On Monday 29th April, the billionaire businessman announced that head of the charging department, Rebecca Tinucci, and head of new products, Daniel Ho, would be leaving the company. All staff working for them would also be made redundant.
In total, this accounts for around 500 job losses, the latest round of cuts to hit the beleaguered automotive manufacturer, which has been hit hard by reports of reliability and maintenance issues, and a wealth of new, often cheaper models from rival companies hitting an increasingly busy EV market.
The job losses are particularly bad news for an already struggling EV charge point network. Tesla’s Supercharger infrastructure is one of the world’s most expansive and widely available, and its technology has significantly better uptime than competitors. The connector, known as the North American Charging Standard [NACS], was in the process of being adopted by every major car brand in North America, with General Motors [GM] and Ford both signing up, among others. This would also mean Tesla was eligible for federal state subsidies to expand provision.
‘We have nothing new to announce regarding our plans,’ GM said in a statement. ‘We are continuing to monitor the situation regarding changes to the Supercharger team and the potential impacts with no further comments or updates at this time.’
‘As contractors for the Supercharger network, my team woke up to a sharp kick in the pants this morning,’ said Andres Pinter, co-CEO of Bullet EV Charging Solutions. Tesla has already been awarded money under the federal government’s NEVI program… There’s no way Mr. Musk would walk away from effectively free money. It may be possible Mr. Musk will reconstitute the EV charger team.’
Other have suggested that Musk’s decision is based on the North American adoption of the NACS standard, which could now be divested or streamlined without fear of losing market dominance. A sale of the technology is also possible, and this could bring in huge amounts of revenue due to weak competition in this area and the locations Tesla has secured for its charge points.

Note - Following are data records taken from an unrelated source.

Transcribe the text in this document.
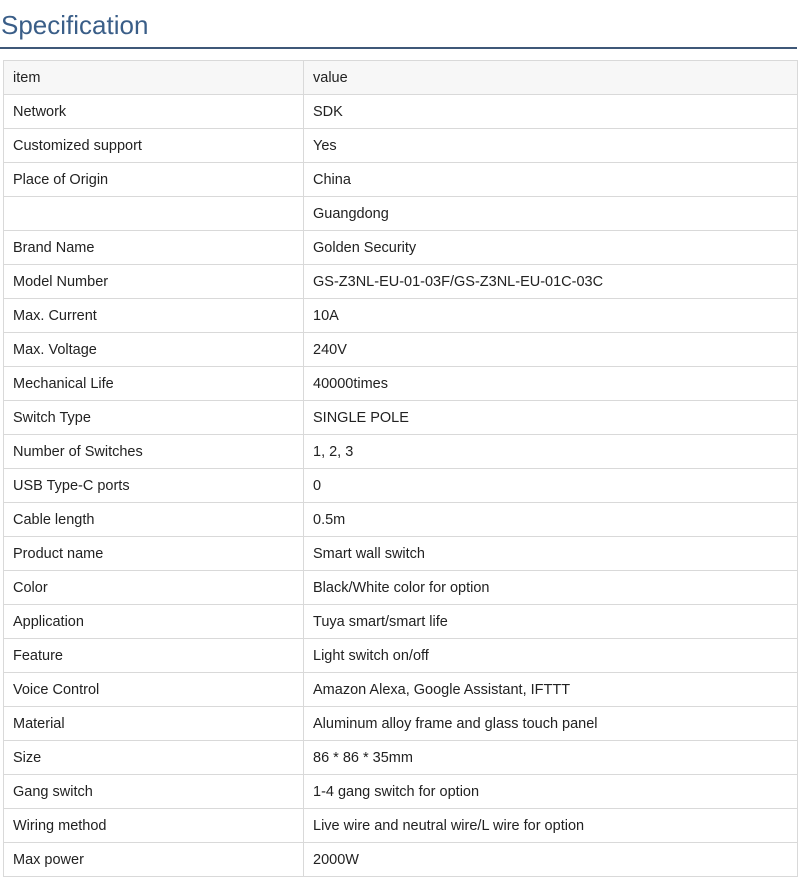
Specification
item	value
Network	SDK
Customized support	Yes
Place of Origin	China
	Guangdong
Brand Name	Golden Security
Model Number	GS-Z3NL-EU-01-03F/GS-Z3NL-EU-01C-03C
Max. Current	10A
Max. Voltage	240V
Mechanical Life	40000times
Switch Type	SINGLE POLE
Number of Switches	1, 2, 3
USB Type-C ports	0
Cable length	0.5m
Product name	Smart wall switch
Color	Black/White color for option
Application	Tuya smart/smart life
Feature	Light switch on/off
Voice Control	Amazon Alexa, Google Assistant, IFTTT
Material	Aluminum alloy frame and glass touch panel
Size	86 * 86 * 35mm
Gang switch	1-4 gang switch for option
Wiring method	Live wire and neutral wire/L wire for option
Max power	2000W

Although it’s not clear exactly what the long-term impact of this news will be, EV charge points have long been a flash point in the transition to low and zero emission vehicles. A report by digital mapping company Here from 2023 suggested 1million additional charge points would be needed in the US by 2030 to meet projected demand, with just 150,000 online by January last year. Only 1/4 of those were Level 3 fast chargers. Meanwhile, in March our sister publication Environment Journal reported that no UK local authority had managed to rollout its EV charge point plan yet, and 34% currently had no plan in place.